NEW YORK — Shares of exercise bike company Peloton were under pressure Tuesday from a scathing research report that comes on the heels of blowback from its widely mocked ad.
Andrew Left of Citron Research is well known on Wall Street for targeting companies he thinks have flawed business models and placing bets that their stocks will fall. He’s now taking aim at New York-based Peloton Interactive Inc.
He put a price target of $5 on the stock Tuesday. That would be an 86% drop from where it stood at the close of trading Monday. Peloton went public in September at $29 a share.
The stock ended trading Tuesday down $1.99, or 5.7%, at $32.78.
The shares took a hit last week after Peloton aired an ad in which a husband gifts one of its internet-connected stationary bikes to his wife for the holidays. Critics called the ad sexist and tone deaf.

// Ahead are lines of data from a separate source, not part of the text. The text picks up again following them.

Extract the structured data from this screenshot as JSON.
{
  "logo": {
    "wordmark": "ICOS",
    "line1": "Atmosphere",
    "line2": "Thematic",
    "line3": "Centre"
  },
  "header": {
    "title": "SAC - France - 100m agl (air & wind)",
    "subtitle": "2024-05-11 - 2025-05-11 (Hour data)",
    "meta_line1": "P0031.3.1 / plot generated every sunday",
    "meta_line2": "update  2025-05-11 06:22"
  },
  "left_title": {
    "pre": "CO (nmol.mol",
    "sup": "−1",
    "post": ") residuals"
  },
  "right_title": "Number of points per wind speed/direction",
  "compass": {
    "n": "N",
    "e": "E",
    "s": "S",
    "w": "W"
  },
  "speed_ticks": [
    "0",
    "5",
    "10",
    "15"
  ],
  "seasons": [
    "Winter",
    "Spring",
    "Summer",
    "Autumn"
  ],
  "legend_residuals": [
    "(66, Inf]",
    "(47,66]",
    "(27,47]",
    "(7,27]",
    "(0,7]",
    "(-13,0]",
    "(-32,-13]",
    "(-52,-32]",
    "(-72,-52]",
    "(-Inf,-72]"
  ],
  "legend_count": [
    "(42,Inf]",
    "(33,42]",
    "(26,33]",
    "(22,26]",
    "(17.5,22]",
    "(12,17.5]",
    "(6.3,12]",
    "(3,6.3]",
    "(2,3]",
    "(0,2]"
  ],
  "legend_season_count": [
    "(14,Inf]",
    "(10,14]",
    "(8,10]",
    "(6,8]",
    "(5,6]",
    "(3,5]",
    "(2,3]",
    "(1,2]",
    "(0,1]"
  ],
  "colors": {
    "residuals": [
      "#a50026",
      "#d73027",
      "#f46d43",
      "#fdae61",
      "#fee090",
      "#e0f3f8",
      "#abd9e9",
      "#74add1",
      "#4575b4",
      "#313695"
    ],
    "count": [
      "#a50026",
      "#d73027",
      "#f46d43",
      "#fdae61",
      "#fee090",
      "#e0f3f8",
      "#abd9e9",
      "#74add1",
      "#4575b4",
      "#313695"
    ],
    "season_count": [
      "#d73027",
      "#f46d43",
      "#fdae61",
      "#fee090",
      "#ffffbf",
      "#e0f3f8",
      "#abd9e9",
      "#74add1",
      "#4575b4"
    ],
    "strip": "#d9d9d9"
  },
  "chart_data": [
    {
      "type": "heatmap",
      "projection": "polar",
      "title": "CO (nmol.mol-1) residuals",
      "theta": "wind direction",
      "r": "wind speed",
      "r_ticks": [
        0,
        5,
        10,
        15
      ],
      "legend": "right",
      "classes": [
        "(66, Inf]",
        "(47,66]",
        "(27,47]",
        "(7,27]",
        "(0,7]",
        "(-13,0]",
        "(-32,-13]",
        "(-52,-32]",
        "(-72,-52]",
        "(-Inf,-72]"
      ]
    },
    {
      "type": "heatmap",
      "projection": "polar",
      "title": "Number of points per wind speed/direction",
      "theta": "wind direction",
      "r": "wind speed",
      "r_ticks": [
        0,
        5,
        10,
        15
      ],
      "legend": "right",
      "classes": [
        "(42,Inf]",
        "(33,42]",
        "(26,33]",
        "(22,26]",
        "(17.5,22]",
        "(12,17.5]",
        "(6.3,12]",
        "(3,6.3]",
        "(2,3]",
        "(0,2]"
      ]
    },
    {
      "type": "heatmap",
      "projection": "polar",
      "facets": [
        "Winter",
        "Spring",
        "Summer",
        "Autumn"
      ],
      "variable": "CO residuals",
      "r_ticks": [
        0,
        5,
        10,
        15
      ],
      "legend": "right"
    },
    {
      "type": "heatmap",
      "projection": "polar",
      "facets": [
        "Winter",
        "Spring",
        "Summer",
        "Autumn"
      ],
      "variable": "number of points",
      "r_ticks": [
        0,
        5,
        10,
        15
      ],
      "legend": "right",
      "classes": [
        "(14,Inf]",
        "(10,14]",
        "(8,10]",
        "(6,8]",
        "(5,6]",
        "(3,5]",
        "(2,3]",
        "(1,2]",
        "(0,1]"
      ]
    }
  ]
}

Peloton did not immediate respond to a request for comment on the Citron Research report.
In his report, Left says Peloton has similarities to GoPro, a company that came in hot with a must-have product but fizzled once competition ramped up.
Among other issues, Peloton hasn’t been able to bring successful new products to market, Left says.
“The only product other than the bike that Peloton has launched, the treadmill, has not lived up to anyone’s expectations and the company has missed the mass movement to mirrored interactive home gyms and digital weight,” he said.